Patents are often far too broad. For years, until the patent expired, Compuserv had the internet tied up with claims for the compression algorithm used in GIF images. In this case the patent applies to the a method of encrypting digital content. Many lawyers will get rich and the consumer will end up paying the bills.
I think it's not Amazon that they're suing, but the creators of the .mobi format (Mobipocket SA which is yes, not a part of Amazon) that is being sued. I don't see why Microsoft isn't sued for .lit or Palm for .pdb because they can all be encrypted for digital distribution as well eh?
The patent is from 1999 but Adobe had encrypted Adobe PDF files before that. It would seem to be a bad patent given the reporting, but just because it is a bad patent doesn't mean that a judge somewhere won't uphold it.

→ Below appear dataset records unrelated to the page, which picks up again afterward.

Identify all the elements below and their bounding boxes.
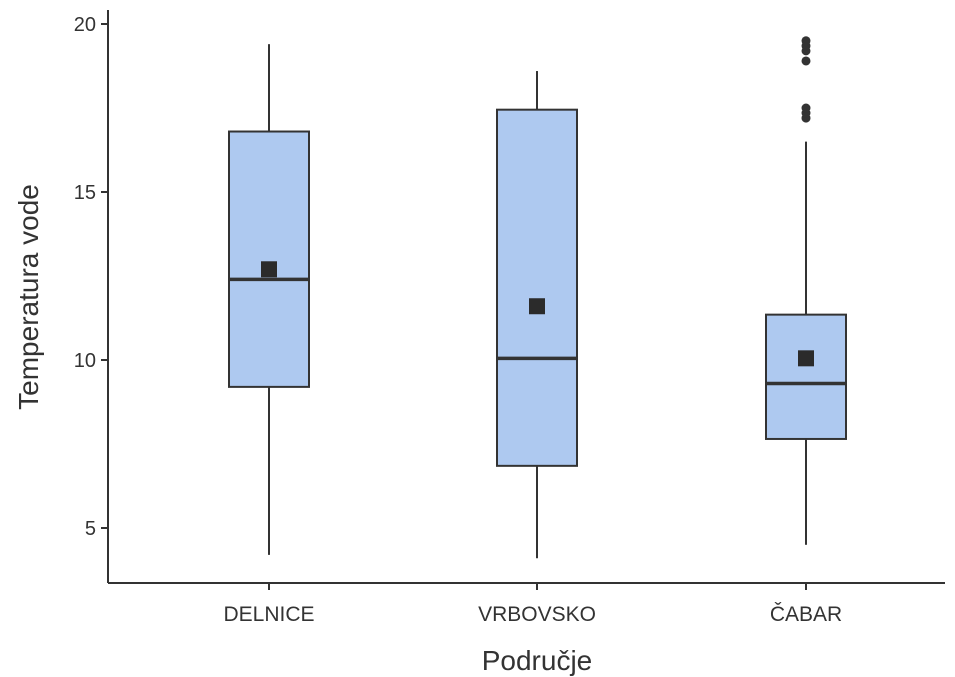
x-tick-label: ČABAR: [770, 603, 842, 626]
box-group: [228, 44, 310, 555]
y-tick-label: 10: [74, 350, 96, 372]
y-tick-label: 20: [74, 14, 96, 36]
x-axis-ticks: DELNICE VRBOVSKO ČABAR: [223, 583, 842, 626]
box-group: [765, 36, 847, 545]
box-group: [496, 71, 578, 559]
mean-marker: [529, 298, 545, 315]
outlier-point: [801, 36, 811, 46]
y-tick-label: 15: [74, 182, 96, 204]
box-iqr: [765, 313, 847, 440]
y-axis-ticks: 5 10 15 20: [74, 14, 108, 540]
x-axis-title: Područje: [482, 645, 593, 676]
mean-marker: [261, 261, 277, 278]
box-iqr: [228, 130, 310, 388]
x-tick-label: DELNICE: [223, 603, 314, 626]
plot-marks: [228, 36, 847, 559]
box-iqr: [496, 108, 578, 467]
y-tick-label: 5: [85, 518, 96, 540]
mean-marker: [798, 350, 814, 367]
x-tick-label: VRBOVSKO: [478, 603, 596, 626]
outlier-point: [801, 103, 811, 113]
outlier-point: [801, 56, 811, 66]
y-axis-title: Temperatura vode: [13, 184, 44, 410]
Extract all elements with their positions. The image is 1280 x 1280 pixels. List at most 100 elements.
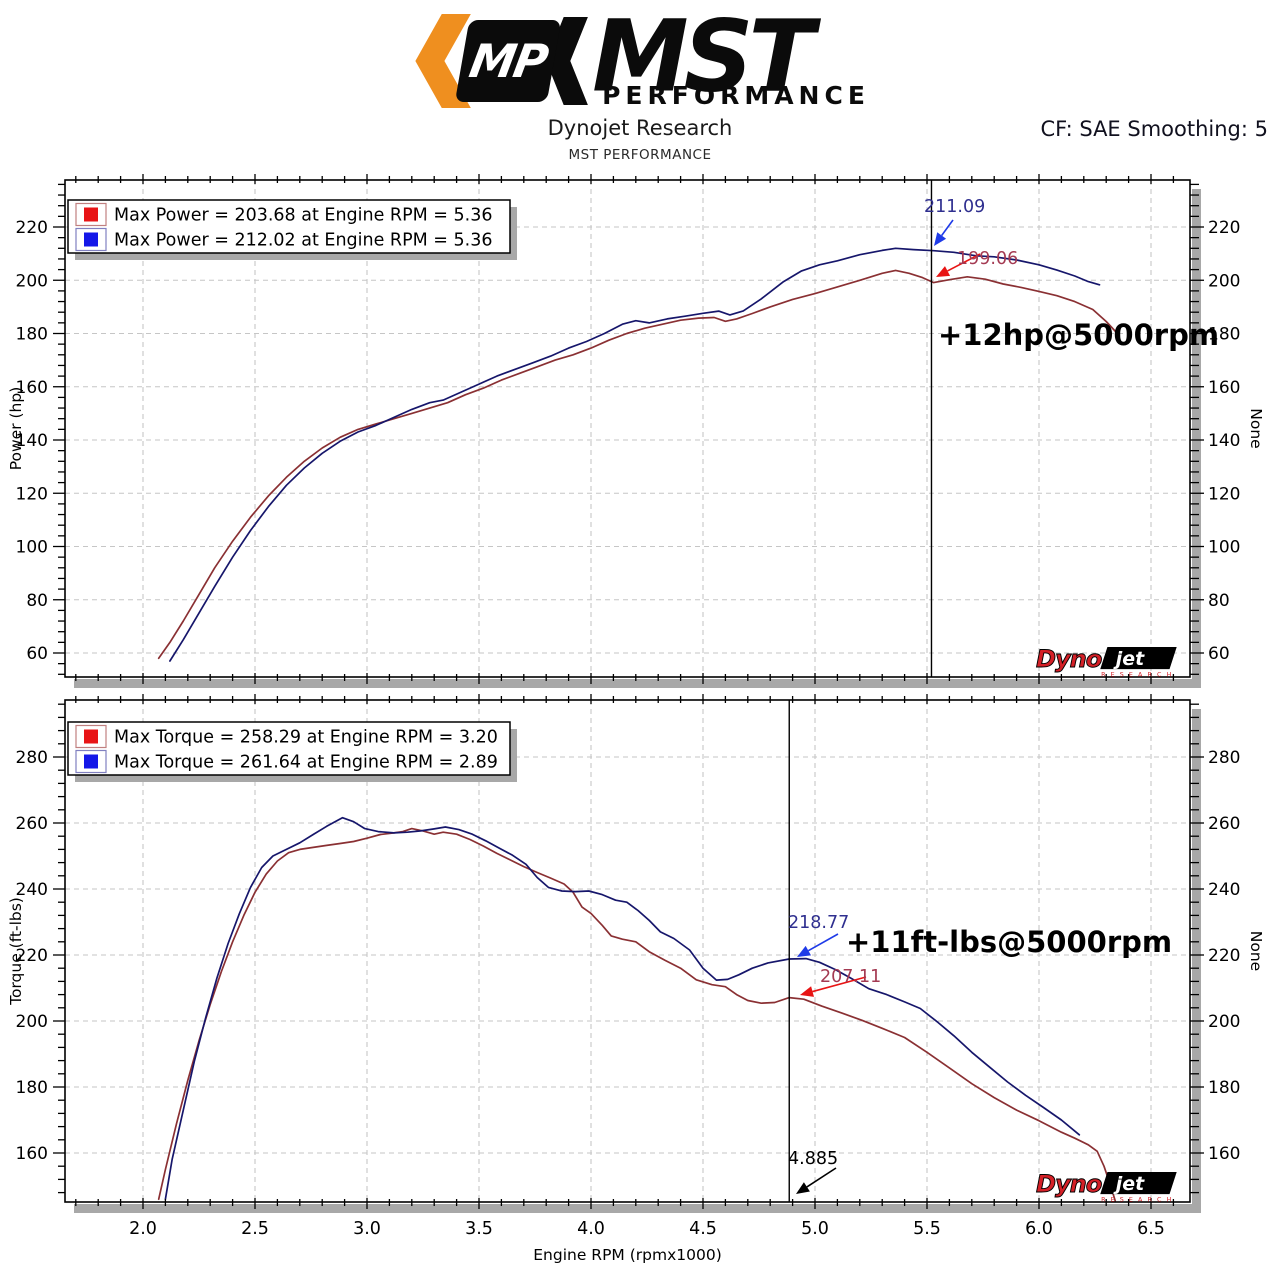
x-tick-label: 2.0 — [129, 1219, 157, 1239]
axis-ticks — [53, 694, 1204, 1209]
dynojet-text-jet: jet — [1113, 1173, 1145, 1195]
annotations: 218.77+11ft-lbs@5000rpm 207.11 4.885 — [788, 913, 1172, 1194]
y-tick-label: 200 — [16, 1012, 48, 1032]
x-tick-label: 4.0 — [577, 1219, 605, 1239]
plot-frame — [64, 179, 1191, 678]
y-axis-title: Torque (ft-lbs) — [7, 897, 25, 1006]
x-tick-label: 3.0 — [353, 1219, 381, 1239]
dynojet-text-dyno: Dyno — [1036, 1170, 1102, 1198]
dynojet-text-research: R E S E A R C H — [1101, 671, 1173, 678]
plot-background — [65, 700, 1190, 1202]
y-tick-label-right: 180 — [1208, 1078, 1240, 1098]
y-tick-label-right: 200 — [1208, 1012, 1240, 1032]
legend: Max Power = 203.68 at Engine RPM = 5.36 M… — [67, 199, 517, 260]
plot-frame — [64, 699, 1191, 1203]
y-tick-label: 100 — [16, 538, 48, 558]
frame-shadow-right — [1192, 709, 1201, 1205]
annotation-arrow-head — [797, 945, 812, 957]
x-axis-title: Engine RPM (rpmx1000) — [533, 1246, 722, 1264]
curve-baseline — [157, 827, 1117, 1202]
y-tick-label: 180 — [16, 325, 48, 345]
y-tick-label: 140 — [16, 431, 48, 451]
right-axis-title: None — [1247, 408, 1265, 448]
y-tick-label-right: 220 — [1208, 946, 1240, 966]
y-tick-label: 120 — [16, 484, 48, 504]
report-title: Dynojet Research — [547, 116, 733, 140]
y-tick-label: 160 — [16, 1144, 48, 1164]
annotation-arrow-line — [807, 933, 839, 952]
annotation-text: 211.09 — [924, 197, 985, 217]
axis-ticks — [53, 174, 1204, 684]
y-tick-label: 240 — [16, 880, 48, 900]
legend-swatch — [84, 729, 98, 744]
x-tick-label: 5.5 — [913, 1219, 941, 1239]
y-axis-title: Power (hp) — [7, 387, 25, 471]
mst-performance-logo: MP MST PERFORMANCE — [410, 6, 870, 116]
legend-swatch — [84, 232, 98, 247]
logo-performance-text: PERFORMANCE — [602, 81, 870, 111]
annotation-arrow-head — [934, 232, 947, 246]
annotation-text: 218.77 — [788, 913, 849, 933]
legend-swatch — [84, 207, 98, 222]
legend-entry-text: Max Power = 203.68 at Engine RPM = 5.36 — [114, 206, 493, 226]
x-tick-label: 6.0 — [1025, 1219, 1053, 1239]
dynojet-text-jet: jet — [1113, 648, 1145, 670]
legend-swatch — [84, 754, 98, 769]
logo-wordmark: MST PERFORMANCE — [592, 0, 870, 115]
y-tick-label-right: 240 — [1208, 880, 1240, 900]
logo-mst-text: MST — [592, 0, 815, 115]
y-tick-label-right: 60 — [1208, 644, 1230, 664]
legend-entry-text: Max Torque = 261.64 at Engine RPM = 2.89 — [114, 753, 498, 773]
annotation-text: 199.06 — [957, 249, 1018, 269]
y-tick-label-right: 200 — [1208, 271, 1240, 291]
annotation-arrow-line — [947, 253, 981, 272]
y-tick-label: 280 — [16, 748, 48, 768]
legend: Max Torque = 258.29 at Engine RPM = 3.20… — [67, 721, 517, 782]
dynojet-text-research: R E S E A R C H — [1101, 1196, 1173, 1203]
annotation-arrow-head — [796, 1182, 810, 1194]
annotation-text: +11ft-lbs@5000rpm — [846, 925, 1172, 959]
y-tick-label-right: 180 — [1208, 325, 1240, 345]
correction-factor-label: CF: SAE Smoothing: 5 — [1040, 117, 1268, 141]
y-tick-label-right: 100 — [1208, 538, 1240, 558]
y-tick-label-right: 120 — [1208, 484, 1240, 504]
annotation-arrow-head — [936, 266, 951, 277]
x-tick-label: 6.5 — [1137, 1219, 1165, 1239]
annotation-text: 207.11 — [820, 967, 881, 987]
frame-shadow-bottom — [74, 1204, 1201, 1213]
y-tick-label: 160 — [16, 378, 48, 398]
gridlines — [65, 700, 1190, 1202]
y-tick-label-right: 80 — [1208, 591, 1230, 611]
x-tick-label: 4.5 — [689, 1219, 717, 1239]
y-tick-label-right: 280 — [1208, 748, 1240, 768]
y-tick-label: 200 — [16, 271, 48, 291]
frame-shadow-right — [1192, 189, 1201, 680]
annotation-arrow-head — [800, 986, 814, 997]
annotation-arrow-line — [941, 219, 954, 236]
x-tick-label: 2.5 — [241, 1219, 269, 1239]
y-tick-label-right: 160 — [1208, 378, 1240, 398]
right-axis-title: None — [1247, 931, 1265, 971]
y-tick-label: 220 — [16, 946, 48, 966]
legend-box — [67, 721, 511, 776]
annotation-text: +12hp@5000rpm — [938, 318, 1219, 352]
y-tick-label: 80 — [26, 591, 48, 611]
legend-entry-text: Max Torque = 258.29 at Engine RPM = 3.20 — [114, 728, 498, 748]
curve-mst-intake — [164, 816, 1081, 1201]
y-tick-label-right: 260 — [1208, 814, 1240, 834]
annotations: 211.09 199.06 +12hp@5000rpm — [924, 197, 1219, 352]
frame-shadow-bottom — [74, 679, 1201, 688]
y-tick-label-right: 220 — [1208, 218, 1240, 238]
y-tick-label: 220 — [16, 218, 48, 238]
report-subtitle: MST PERFORMANCE — [568, 147, 712, 163]
curve-mst-intake — [169, 247, 1101, 662]
curve-baseline — [157, 269, 1119, 660]
x-tick-label: 3.5 — [465, 1219, 493, 1239]
y-tick-label-right: 140 — [1208, 431, 1240, 451]
annotation-arrow-line — [812, 976, 867, 993]
legend-box — [67, 199, 511, 254]
plot-background — [65, 180, 1190, 677]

I tried to patent walking, but someone beat me to it
I think it gets a little ridiculous what is patentable these days. I remember one company trying to press a patent claim on pretty much the whole internet, and it wasn't even Al Gore!!
The application resulting in this patent was filed in September 2001. Since it is proprietary information, it is not public record until either it publishes in the U.S. Patent Office or the Patent issues, in this case, in November 2007. However, in patent cases, an originally filed patent application (called a "Parent") can be 'divided' into several patent applications that could each issue individually at a much later date. That is the case here. This patent is a 'child', or related patent, of a patent application originally filed in 1993.
As such, this Patent was not 'created' the day after the K1 released.